Souvenez-vous du premier pique-nique qu' arrêt sur images avait organisé près de la tour Montparnasse : les flics n'avaient pas tardé à débarquer. Il n'y avait pas eu de drame. Mais aujourd'hui, les choses se passeraient peut-être autrement. Car depuis cette époque (qui parait très lointaine), certains événements ont considérablement banalisé la pratique de la répression. Nous avons basculé dans une autre époque et dans un autre monde. Le mouvement "Je suis Charlie" est un des marqueurs de ce chamboulement, qui a vu l'approbation par nos concitoyens de l'assassinat délibéré de notre vieille connaissance La Bonne Franquette. Beaucoup d'entre nous n'en ont pas encore bien pris conscience.

Par Papriko, le 04/09/2016 à 21h08 ( modifié le 04/09/2016 à 21h21 )

EXTRAORDNAIRE EMISSION !!! merci!! bravo !!!

Un vrai regal de langage articule ! de questions "piquantes" :)) suivies d explications toujours tres claires !



Par yann, le 04/09/2016 à 04h21

J imagine tout a fait,à la place d une manif "encadrée " ...une balade en couples,famille ,tranquille à 60000 personnes dans ces quartiers...juste pour "envahir leur espace" ...on fera pipi avant

Par LARDACH, le 03/09/2016 à 18h56

belle expérience : un rêve - les Comités d'Entreprise devrait aussi se "balader" chez les dominants pour tenter d'éveiller les consciences de classe qui reste un "privilège" de la grande bourgeoisie, ...Nuit Debout devrait se décentraliser de temps à autre : cela accélèrera la politisation ? content d'apprendre que je ne peux pisser dans ce ghetto, c'est plus confortable dans ma campagne !!

Par morvandiaux, le 03/09/2016 à 17h57 ( modifié le 03/09/2016 à 17h58 )
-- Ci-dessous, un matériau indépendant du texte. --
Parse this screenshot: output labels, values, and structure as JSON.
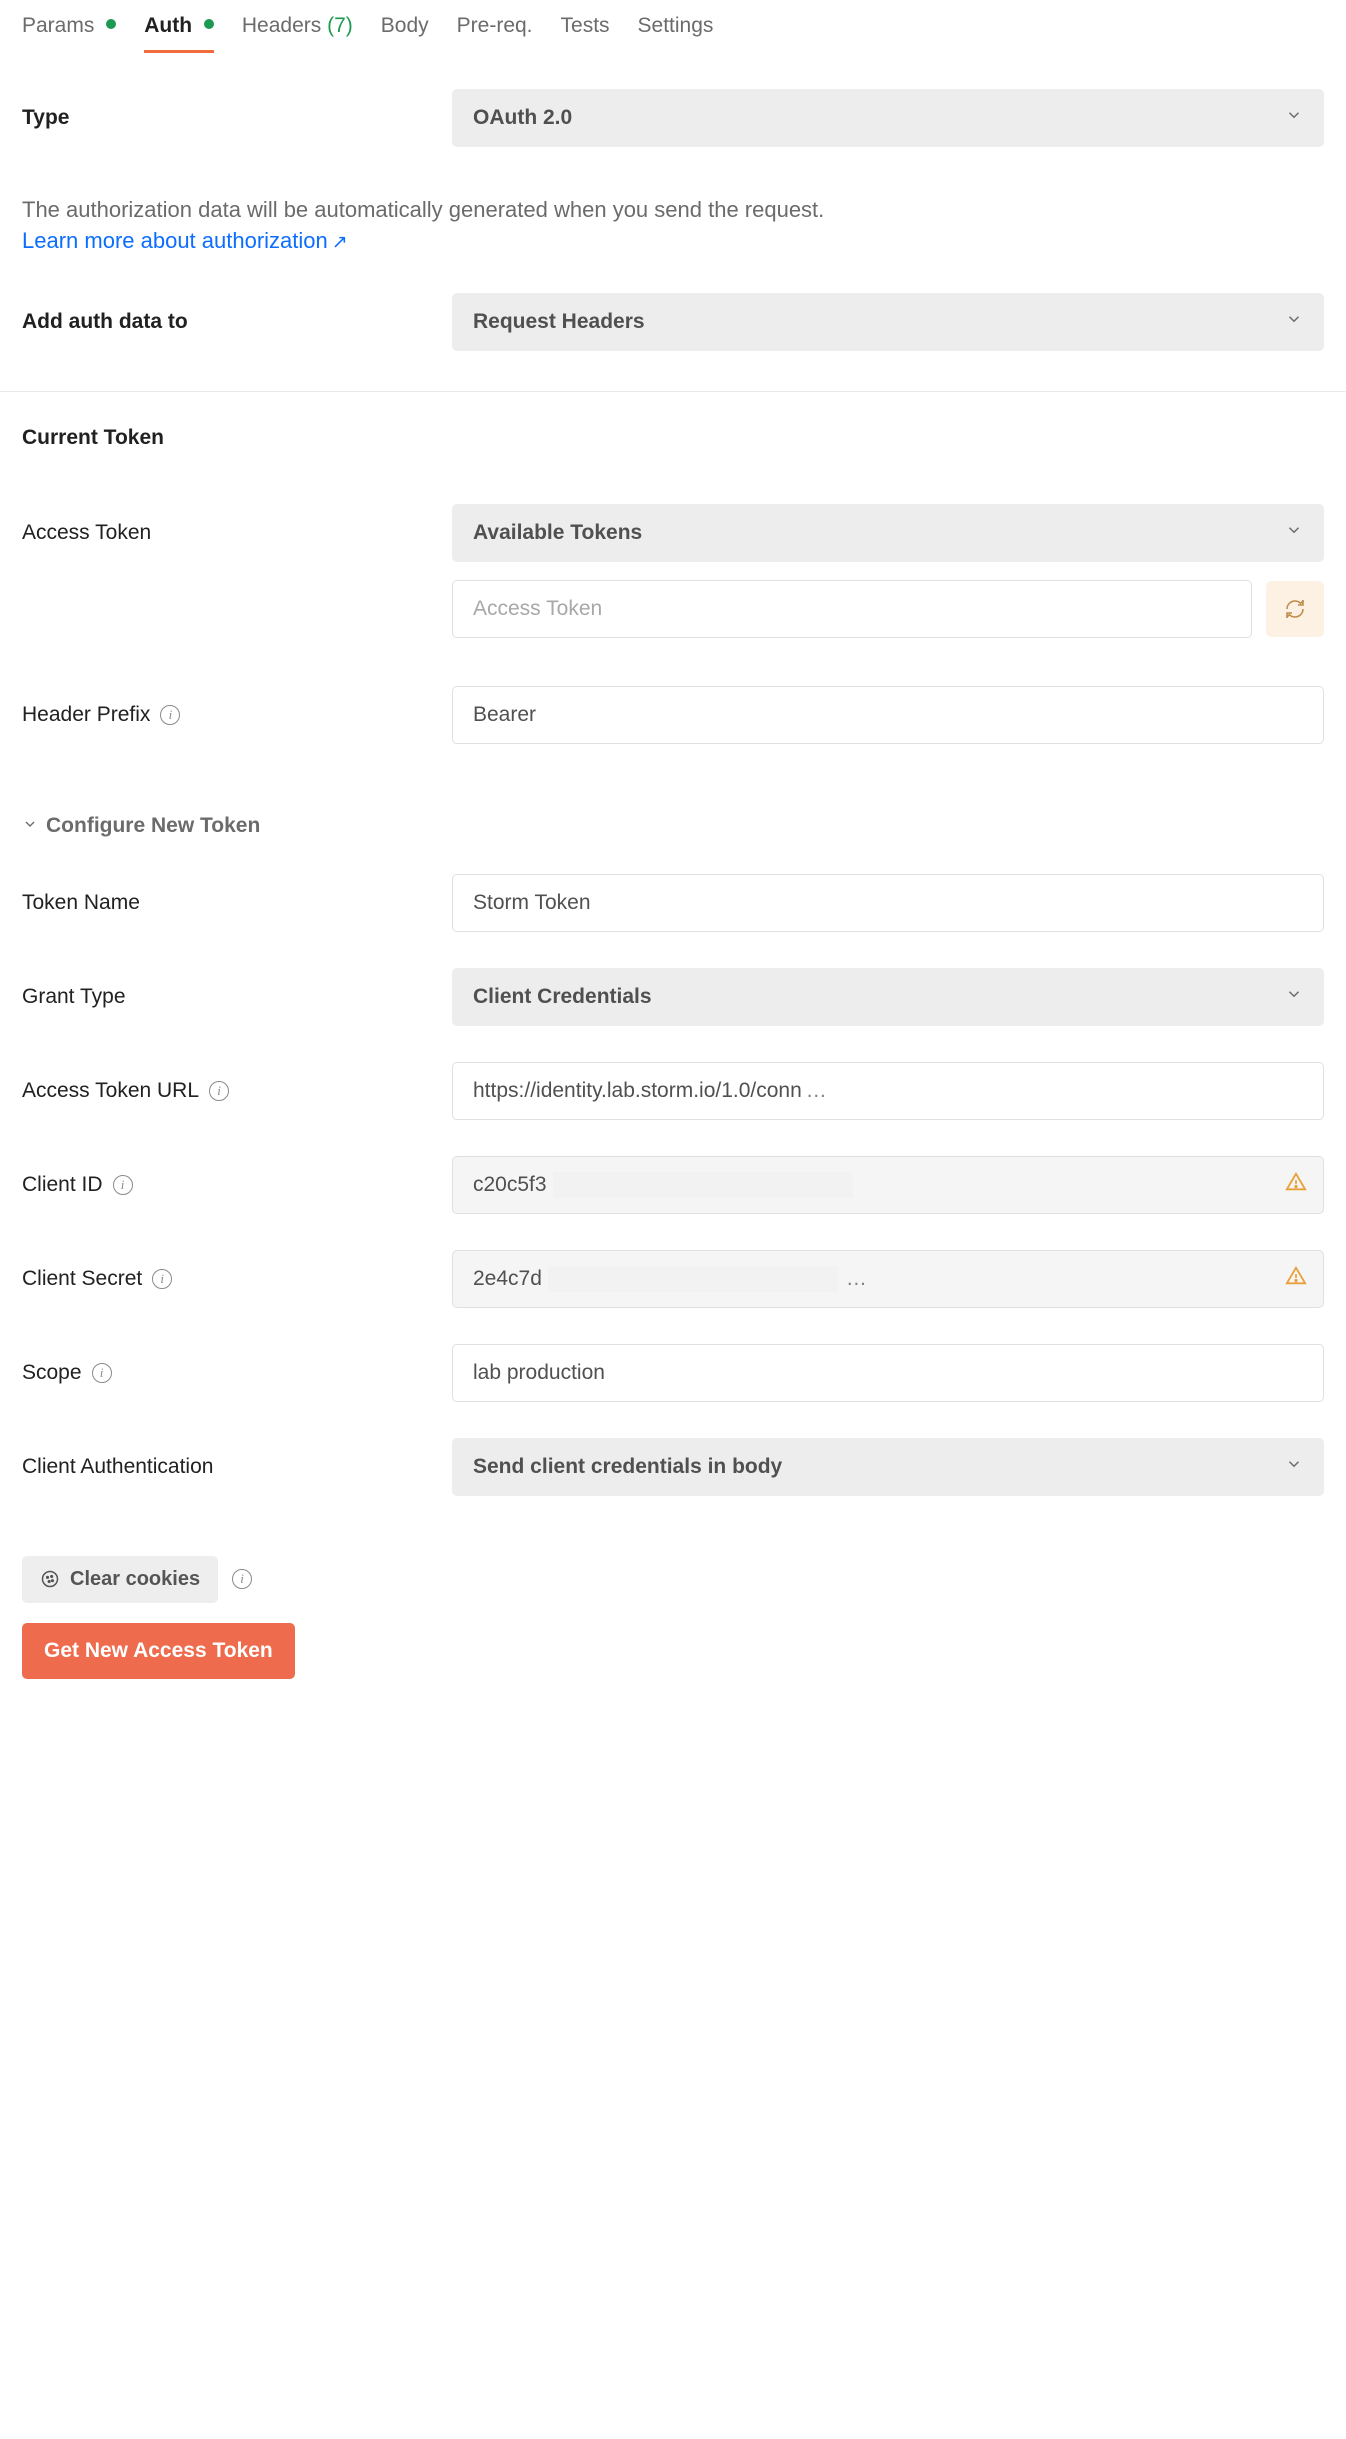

Très intéressant. Ce qui me frappe c'est que des étudiants ne possèdent pas un abonnement de métro - bus qui leur permette de se rendre dans l'entier de la capitale et de ses environs. L'abonnement cree le ghetto. Je trouve que l'université devrait mettre à la disposition de l'ensemble de ses étudiants un abonnement général métro bus ter afin de leur donner un accès facilité sans restriction de la ville région.
Ce serait bien le moins que puisse décider un gouvernement de gauche.
Bien à vous

Par René Zaslawsky, le 03/09/2016 à 15h42

Bravo pour ce travail sociologique amateur et bravo pour l'interview.